Os vários PS

JOÃO CÉSAR DAS NEVES
DN 2014.05.26

Hoje é bom dia para considerar a situação política. O debate anda tão polarizado que uma análise serena tem sido quase impossível, todos interpretando tudo facciosamente; mas o rescaldo das eleições talvez permita um momento de lucidez. A situação merece estudo, pois inclui um mistério.
Portugal sai lentamente de um período económico muito difícil, de forte sofrimento social. Não espanta que os partidos do poder sejam punidos pelas dificuldades. Existe naturalmente um grande descontentamento contra o Governo, que teve de tomar medidas duras, falhou reformas importantes e por vezes perdeu até o rumo claro e sólido. Isso conduz, sem surpresa, a uma subida de atitudes radicais de protesto, com os pequenos partidos extremos capitalizando o descontentamento.
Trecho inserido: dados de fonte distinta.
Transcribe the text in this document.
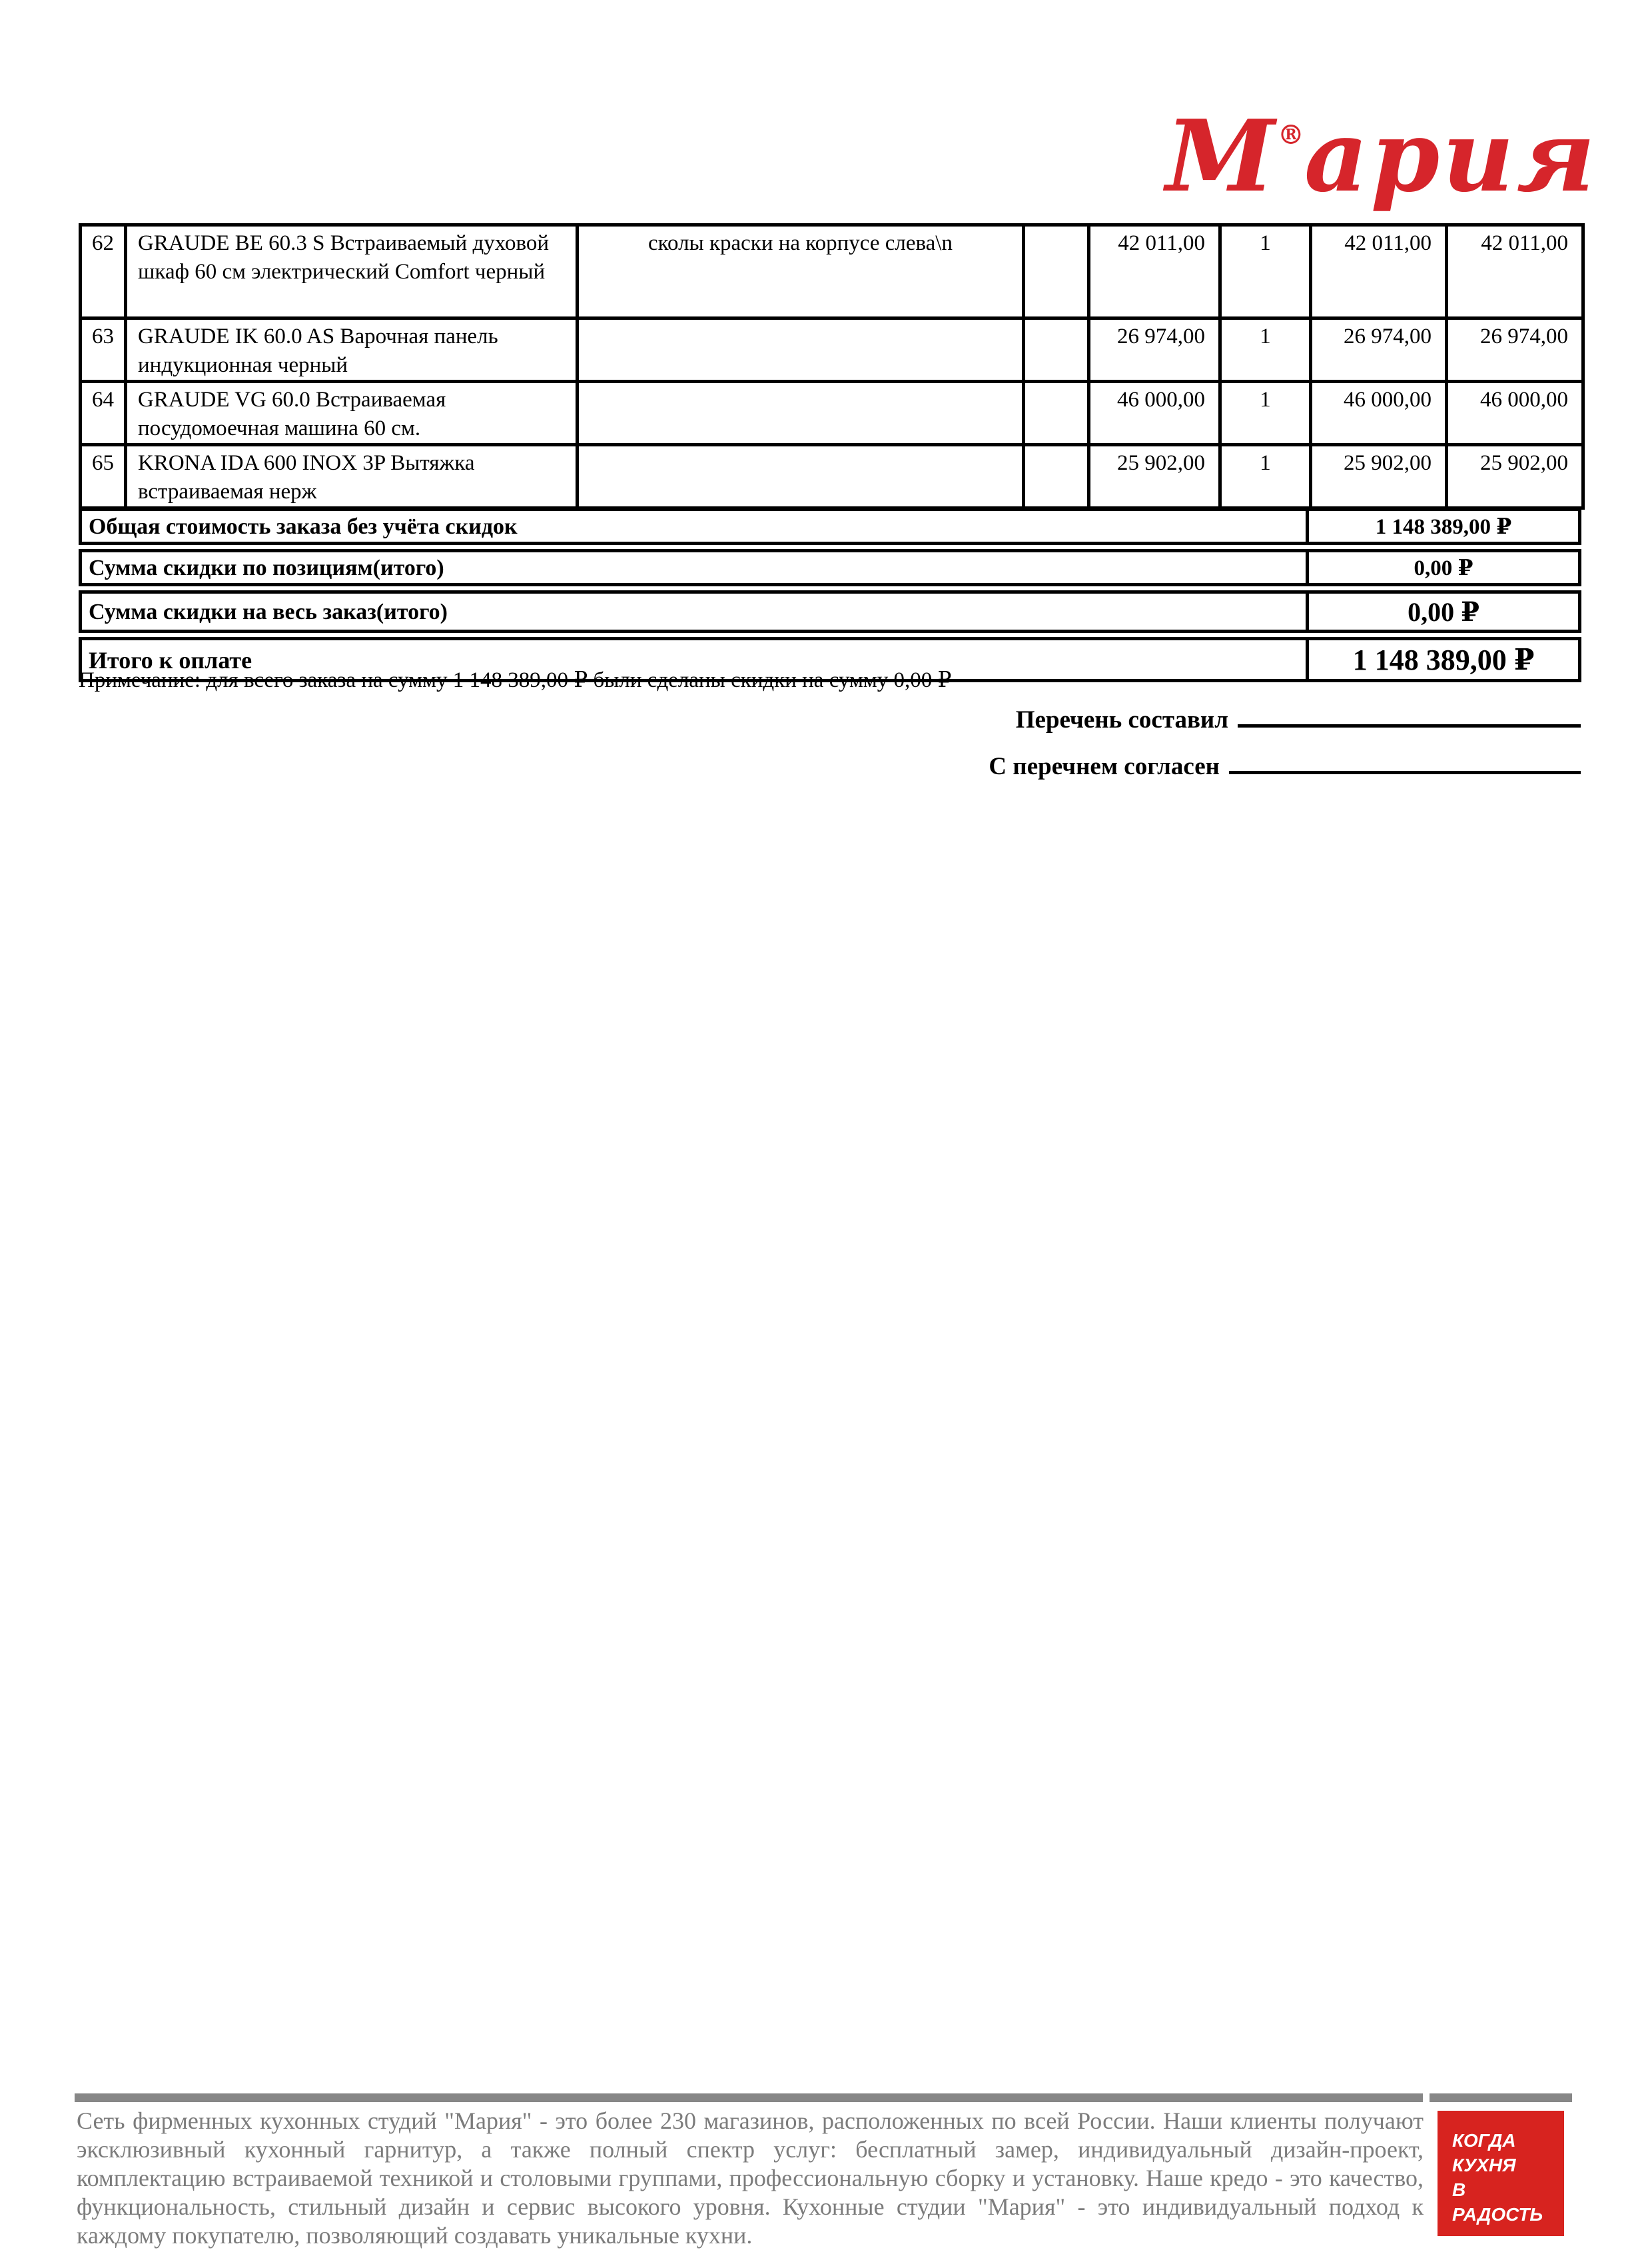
М®ария
62	GRAUDE BE 60.3 S Встраиваемый духовой шкаф 60 см электрический Comfort черный	сколы краски на корпусе слева\n		42 011,00	1	42 011,00	42 011,00
63	GRAUDE IK 60.0 AS Варочная панель индукционная черный			26 974,00	1	26 974,00	26 974,00
64	GRAUDE VG 60.0 Встраиваемая посудомоечная машина 60 см.			46 000,00	1	46 000,00	46 000,00
65	KRONA IDA 600 INOX 3P Вытяжка встраиваемая нерж			25 902,00	1	25 902,00	25 902,00
Общая стоимость заказа без учёта скидок	1 148 389,00 ₽
Сумма скидки по позициям(итого)	0,00 ₽
Сумма скидки на весь заказ(итого)	0,00 ₽
Итого к оплате	1 148 389,00 ₽
Примечание: для всего заказа на сумму 1 148 389,00 ₽ были сделаны скидки на сумму 0,00 ₽
Перечень составил
С перечнем согласен
Сеть фирменных кухонных студий "Мария" - это более 230 магазинов, расположенных по всей России. Наши клиенты получают эксклюзивный кухонный гарнитур, а также полный спектр услуг: бесплатный замер, индивидуальный дизайн-проект, комплектацию встраиваемой техникой и столовыми группами, профессиональную сборку и установку. Наше кредо - это качество, функциональность, стильный дизайн и сервис высокого уровня. Кухонные студии "Мария" - это индивидуальный подход к каждому покупателю, позволяющий создавать уникальные кухни.
КОГДА
КУХНЯ
В РАДОСТЬ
Até aqui tudo normal. Mas isso tem pouco significado político, porque essas forças nunca estiveram, nem se prevê que venham a estar, no poder. A questão interessante é a atitude da Oposição moderada, única alternativa credível de governo. E essa está surpreendentemente a fazer o contrário do que devia.
Em termos eleitorais, o Partido Socialista apenas tinha de esperar. Ouvir as queixas, prometer alívio, criticar erros e dificuldades, mas manter as opções abertas, pois em breve será ele a enfrentar os mesmos problemas. Entretanto conservar uma atitude de equilíbrio, serenidade e sentido de Estado, enquanto a maioria sofre os custos do ajustamento e os pequenos partidos fazem barulho irresponsável.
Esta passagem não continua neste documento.